[EM] Seized by an idea - my changed views

James Gilmour jgilmour at globalnet.co.uk
Sun Jul 28 05:58:30 PDT 2002

> -----Original Message-----
> From: Joe Weinstein [mailto:jweins123 at hotmail.com]
>      First of all, true democracy does not and should not mean that all of
> us ordinary citizens are equal, but that some of us - namely elected
> officers or their key appointees - are 'more equal'. True democracy means
> that each of us participates equally and directly in making actual legal
> public decisions - laws and policies.
> Having equal power in indirectly choosing an oligarchic elite who make the
> decisions does not equal democracy.  Instead, we ordinary citizens must
> share in DIRECTLY making the decisions.
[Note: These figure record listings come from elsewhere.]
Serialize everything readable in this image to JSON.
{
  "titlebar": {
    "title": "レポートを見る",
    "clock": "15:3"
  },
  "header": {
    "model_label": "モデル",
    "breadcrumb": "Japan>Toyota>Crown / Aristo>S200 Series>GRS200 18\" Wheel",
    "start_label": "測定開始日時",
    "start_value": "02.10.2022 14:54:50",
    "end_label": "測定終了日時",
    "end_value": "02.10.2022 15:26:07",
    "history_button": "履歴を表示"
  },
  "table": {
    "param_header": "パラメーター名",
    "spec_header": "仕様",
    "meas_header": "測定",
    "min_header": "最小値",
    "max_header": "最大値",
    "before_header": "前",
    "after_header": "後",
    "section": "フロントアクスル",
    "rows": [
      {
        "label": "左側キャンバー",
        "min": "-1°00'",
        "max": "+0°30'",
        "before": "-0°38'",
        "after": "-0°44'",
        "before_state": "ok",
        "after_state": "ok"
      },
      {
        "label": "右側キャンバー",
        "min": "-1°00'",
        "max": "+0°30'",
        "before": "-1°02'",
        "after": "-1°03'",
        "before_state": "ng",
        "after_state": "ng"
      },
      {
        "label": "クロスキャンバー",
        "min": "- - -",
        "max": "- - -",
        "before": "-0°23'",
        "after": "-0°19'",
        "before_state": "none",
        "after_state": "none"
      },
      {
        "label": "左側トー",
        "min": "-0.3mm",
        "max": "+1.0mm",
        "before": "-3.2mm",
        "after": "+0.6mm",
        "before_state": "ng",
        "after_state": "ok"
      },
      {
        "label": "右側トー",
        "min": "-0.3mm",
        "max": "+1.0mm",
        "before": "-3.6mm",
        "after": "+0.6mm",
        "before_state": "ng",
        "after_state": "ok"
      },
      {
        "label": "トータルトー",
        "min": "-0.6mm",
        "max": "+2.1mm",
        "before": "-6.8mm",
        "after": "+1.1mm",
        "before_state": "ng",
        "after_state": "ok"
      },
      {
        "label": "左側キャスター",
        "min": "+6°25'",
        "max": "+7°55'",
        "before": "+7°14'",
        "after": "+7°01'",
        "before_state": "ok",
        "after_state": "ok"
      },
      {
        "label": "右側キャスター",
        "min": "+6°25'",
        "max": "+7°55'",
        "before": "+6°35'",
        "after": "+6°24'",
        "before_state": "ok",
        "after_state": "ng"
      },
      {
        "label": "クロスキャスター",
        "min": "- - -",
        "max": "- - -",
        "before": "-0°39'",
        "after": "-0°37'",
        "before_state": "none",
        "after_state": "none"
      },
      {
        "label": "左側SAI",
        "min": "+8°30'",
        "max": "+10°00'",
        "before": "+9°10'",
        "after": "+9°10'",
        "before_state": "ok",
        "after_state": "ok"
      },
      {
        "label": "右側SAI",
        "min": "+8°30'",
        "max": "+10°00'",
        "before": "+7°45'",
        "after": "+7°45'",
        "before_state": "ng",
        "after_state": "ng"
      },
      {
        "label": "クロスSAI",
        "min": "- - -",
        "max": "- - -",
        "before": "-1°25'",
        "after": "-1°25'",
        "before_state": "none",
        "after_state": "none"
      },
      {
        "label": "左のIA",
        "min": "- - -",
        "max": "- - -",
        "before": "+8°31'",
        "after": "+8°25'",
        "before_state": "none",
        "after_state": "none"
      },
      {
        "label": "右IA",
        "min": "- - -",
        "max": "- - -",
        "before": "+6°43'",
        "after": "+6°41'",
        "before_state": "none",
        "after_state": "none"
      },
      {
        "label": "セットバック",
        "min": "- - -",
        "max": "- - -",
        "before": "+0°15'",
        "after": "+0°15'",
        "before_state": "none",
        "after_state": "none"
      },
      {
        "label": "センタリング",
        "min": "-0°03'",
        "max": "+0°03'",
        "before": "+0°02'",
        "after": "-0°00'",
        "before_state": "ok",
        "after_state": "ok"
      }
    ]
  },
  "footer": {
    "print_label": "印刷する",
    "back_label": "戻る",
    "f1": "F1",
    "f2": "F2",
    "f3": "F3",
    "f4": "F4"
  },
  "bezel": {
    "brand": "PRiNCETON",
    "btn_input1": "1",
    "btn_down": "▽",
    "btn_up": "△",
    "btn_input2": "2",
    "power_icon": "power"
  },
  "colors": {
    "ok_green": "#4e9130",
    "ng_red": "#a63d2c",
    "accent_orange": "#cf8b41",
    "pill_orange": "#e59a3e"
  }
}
By what right can you insist that I "MUST share in directly making the decisions"?
(My change of emphasis.)

My experience of "democracy" at many levels here in the UK leads me to suspect that I and my fellow citizens (actually, still the
monarch's subjects!!), do not all want to participate in this way.  Some wish to be informed;  some wish to be consulted;  some wish
to take part in the decision-making;  some want (or would accept) continuing responsibility;  but some just want to left alone and
are quite content to leave all the decision-making to those others in their society who do want to get involved.

You and I may agree that our local society would be "better" (whatever "better" might mean) if EVERYONE was involved, and as
directly as possible.  But if you believe in a democratic society, you must also accept the decision of those who do not want to
take any part in decision-making, even when they will be affected by the decisions that are being made.


Much of the rest that you wrote reads to me like a case for subsidiarity, ie making decisions at the "lowest" possible level.  To be
properly effective, this has to go beyond just decision-making - responsibility has to placed at the "lowest" possible level too,
and responsibility involves more than just making the decisions.

You almost certainly have more subsidiarity operating in the USA than we do here in the UK.  Real power in the UK is highly
centralised, whatever the levels of decision-making you consider.